In 2006, the Company entered into a license agreement with The Regents of the University of Michigan (UM) under which the Company obtained an exclusive, worldwide license to UM’s patent rights in certain inventions (UM Patent Rights) related to certain compounds originally synthesized at UM. Under the license agreement, the Company is permitted to research, develop, manufacture and commercialize products utilizing the UM Patent Rights, and to sublicense such rights subject to certain sublicensing fees and royalty payments.

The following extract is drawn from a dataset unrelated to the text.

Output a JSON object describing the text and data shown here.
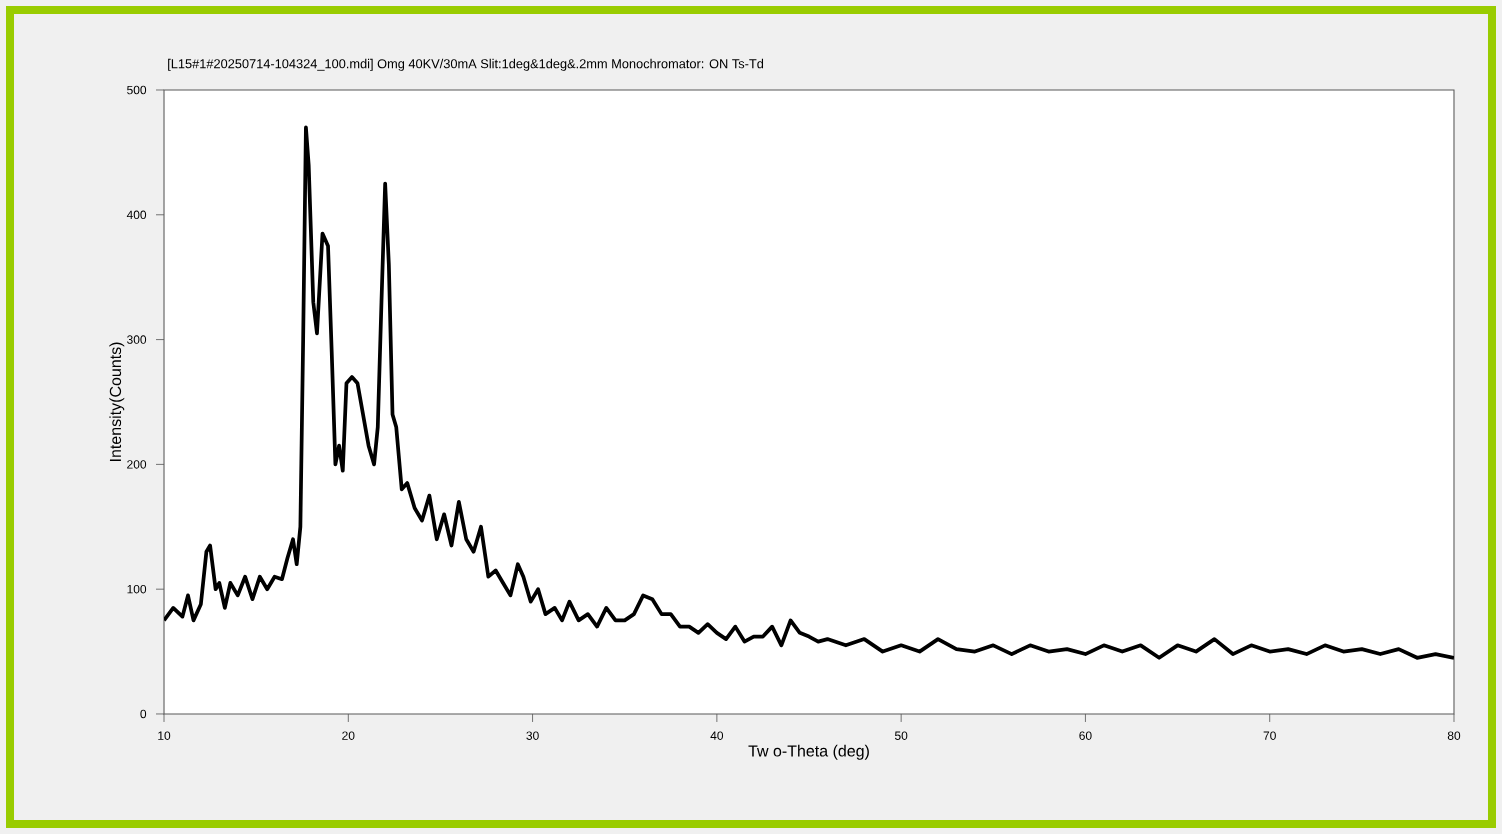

In consideration for the rights granted to the Company, under the license agreement as amended in December 2016, the Company paid UM $50,000 in fees in 2016 and in January 2017 issued UM an aggregate of 33,058 shares of its common stock. In connection with the Company's commercialization or sublicensing of certain products covered by the license agreement, including CMX521, the Company could be required to pay royalties on net sales of such products ranging from 0.25% to 2%. Beginning in 2024, the Company is also subject to certain minimum annual royalty payments.

The UM license agreement requires that the Company use commercially reasonable efforts to develop and make commercially available licensed products as soon as practicable. Specifically, the Company has agreed to make the first commercial sale of a licensed product by June of 2026. UM may terminate the license agreement if the Company materially breaches the license agreement. The Company is currently in compliance with its milestone requirements.